The official opening of the trade pact with China comes a day after Peru finalized negotiations for a free trade agreement with the European Union.
“This is a historic morning because besides entering into force the FTA with China, we have confirmed that the free trade agreement with Europe has been finalized,” the Office of the President quoted García as saying.
The trade pact with China will immediately eliminate duties on 61.2 percent of Peruvian exports to the Asian country, state news agency Andina reported. More than 94 percent of Peruvian exports will immediately receive some type of trade benefit.
The trade agreement is expected to benefit Peruvian mineral, fishmeal, and agricultural exports to China.
“We are anticipating important increases in exports of fresh fruit like grapes, mangoes, citrus fruits and avocados,” Foreign Trade and Tourism Minister Martín Pérez told Andina. Other Peruvian agricultural exports, including corn and quinoa – a grain-like seed crop native to the Andean region – are also expected to grow.
Chinese exports that are expected to increase to Peru include light manufacturing, electronics, and automotive goods as well as fruits and vegetables.
China is one of Peru’s largest trading partners. In 2009, bilateral trade totaled $7 billion, with Peruvian exports accounting for $4 billion. The state export and tourism promotion council, PromPeru, said last week Peruvian exports to China could increase by 17 percent in 2010 totaling $4.7 billion.
However, the Chinese ambassador to Peru, Zhao Wuyi, said the agreement could double trade between the two countries over the next few years.

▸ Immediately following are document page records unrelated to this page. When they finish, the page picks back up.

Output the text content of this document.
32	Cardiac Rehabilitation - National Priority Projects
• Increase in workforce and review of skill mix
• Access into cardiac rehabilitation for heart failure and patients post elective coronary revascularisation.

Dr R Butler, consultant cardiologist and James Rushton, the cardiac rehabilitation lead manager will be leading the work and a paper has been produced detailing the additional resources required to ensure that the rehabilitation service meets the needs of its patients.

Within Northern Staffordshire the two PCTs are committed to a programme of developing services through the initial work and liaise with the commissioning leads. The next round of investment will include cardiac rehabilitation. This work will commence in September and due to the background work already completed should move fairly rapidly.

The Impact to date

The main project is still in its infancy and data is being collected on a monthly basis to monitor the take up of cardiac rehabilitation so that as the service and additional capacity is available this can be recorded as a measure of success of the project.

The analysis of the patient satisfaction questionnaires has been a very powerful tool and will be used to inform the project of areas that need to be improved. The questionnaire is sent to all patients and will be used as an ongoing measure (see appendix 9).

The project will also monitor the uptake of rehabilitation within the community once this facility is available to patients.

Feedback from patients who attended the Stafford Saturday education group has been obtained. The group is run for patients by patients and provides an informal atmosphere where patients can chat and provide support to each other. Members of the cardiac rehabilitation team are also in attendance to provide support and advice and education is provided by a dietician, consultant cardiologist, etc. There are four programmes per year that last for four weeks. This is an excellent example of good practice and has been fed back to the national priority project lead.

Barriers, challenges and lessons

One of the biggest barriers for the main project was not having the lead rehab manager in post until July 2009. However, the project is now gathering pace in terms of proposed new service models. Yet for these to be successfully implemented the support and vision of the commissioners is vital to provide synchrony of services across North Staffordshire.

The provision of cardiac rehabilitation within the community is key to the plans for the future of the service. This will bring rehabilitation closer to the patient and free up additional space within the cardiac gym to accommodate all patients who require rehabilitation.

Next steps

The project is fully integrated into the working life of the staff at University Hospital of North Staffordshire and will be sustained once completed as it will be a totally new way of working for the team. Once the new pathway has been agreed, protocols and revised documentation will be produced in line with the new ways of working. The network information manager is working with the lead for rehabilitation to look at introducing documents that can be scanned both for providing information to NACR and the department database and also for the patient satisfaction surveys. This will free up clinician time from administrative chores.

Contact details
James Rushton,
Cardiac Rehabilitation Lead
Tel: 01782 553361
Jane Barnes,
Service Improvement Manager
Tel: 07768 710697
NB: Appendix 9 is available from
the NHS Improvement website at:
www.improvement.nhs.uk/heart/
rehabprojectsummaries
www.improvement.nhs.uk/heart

“With the FTA coming into force, we expect the volume of bilateral trade will double to $15 billion,” Wuyi was quoted as saying. “The FTA has taken into account the worries and demands of both parties, protecting sensitive products and industries in both countries, which has demonstrated a spirit of mutual benefit between China and Peru.”
China’s accord with Peru is its second free trade agreement in Latin America. China signed a trade deal with Chile in 2005.
Meanwhile, Peru’s government announced their trade accord with the European Union is expected to come into force in 2012.
“This is a complex FTA, we must remember there are 27 countries that make up the European Union,” said Minister Perérez. “It has to pass through the congresses of those 27 countries and, as it is established in the regulations of the European Union, it must be translated into 23 languages… The implementation is going to take numerous years and we are calculating that, in the best case scenario, it will come into effect in the beginning of 2012.”
President Alan García’s administration is an ardent supporter of free trade. Peru already has an trade agreement with its largest commercial partner, the United States.
The free trade agreements with the United States, China, and the European Union will provide Peruvian exporters access to markets with 2.1 billion people. The Inter-American Development Bank said last week the three free trade agreements will create at least 40,000 jobs in Peru over the next 10 years.
Peru has also signed trade pacts with Canada, Chile, Singapore and Thailand, and is hoping to close trade discussions with Japan and South Korea before the end of June this year.